WILLIAMS, Alicia D. Genesis Begins Again. Atheneum/Caitlyn Dlouhy Bks. Jan. 2019. ISBN 9781481465809.
Gr 5-8 –Genesis, a young African American girl, attributes the harsh treatment of her friends and family to the color of her skin. One girl she tries to befriend starts a list of reasons why they don’t like her. Genesis internalizes the list and adds her own grievances—her family’s instability and her father’s alcoholism—in this smart exploration of the toxic effects of ostracism on mental health.


Young Adult

ACEVEDO, Elizabeth. With the Fire on High. HarperCollins/Harper Teen. May 2019. ISBN 9780062662835.
Gr 9 Up –Emoni Santiago, an Afro-Latinx teenager, has a lot on her plate. She’s a young mother juggling high school, co-parenting with her ex, and working a fast food job. A cooking internship helps Emoni envision different possibilities for her future. This nuanced novel explores how the many facets of personal identity shape the narratives we craft about ourselves and our place in the world.

GIBNEY, Shannon. Dream Country. Dutton. Sept. 2018. ISBN 9780735231672.
Gr 9 Up –Gibney weaves a story that highlights the inconsistencies between the beliefs that a country projects to the world and the realities experienced by immigrants. The disconnect between a dream fulfilled and a dream diminished negatively impacts each character’s view of themselves and their place within their chosen countries.

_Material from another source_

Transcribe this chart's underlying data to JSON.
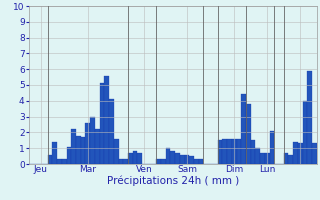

ZOBOI, Ibi, ed. Black Enough: Stories of Being Young & Black in America. HarperCollins/Balzer + Bray. Jan. 2019. ISBN 9780062698728.
Gr 9 Up –This short story collection edited by National Book Award finalist Zoboi offers unique perspectives on what it means to be young and black in America today. Contributors include Jay Coles, Justina Ireland, Tochi Onyebuchi, ­Jason Reynolds, Nic Stone, Renée Watson, and Rita Williams-Garcia. Teens of all races will identify with the characters in these well-crafted stories.



MCKESSON, DeRay. On the Other Side of Freedom: The Case for Hope. Viking. Sept. 2018. ISBN 9780525560326.
Gr 9 Up –The former public school administrator and activist challenges all Americans to reaffirm their commitment to fighting against systemic racism and recognizing the ways it impacts society. Read-alike titles include Jennifer E. Cobbina’s Hands Up, Don’t Shoot: Why the Protests in Ferguson and Baltimore Matter, and How They Changed America, and Patrisse Khan-­Cullors’ and asha bandele’s When They Call You a Terrorist: A Black Lives ­Matter Memoir.

WELTEROTH, Elaine. More Than Enough: Claiming Space for Who You Are (No Matter What They Say). Viking. Jun. 2019. ISBN 9780525561583.
Gr 9 Up –In her snapshot of life as a black woman in the magazine industry, the former editor in chief of Teen Vogue shares her triumphs and downfalls with refreshing honesty; she gave black women a platform to speak and a way to be seen. Also suggest Tanisha Ford’s Dressed in Dreams: A Black Girl’s Love Letter to the Power of Fashion.

Desiree Thomas is the teen librarian at Worthington Library, OH.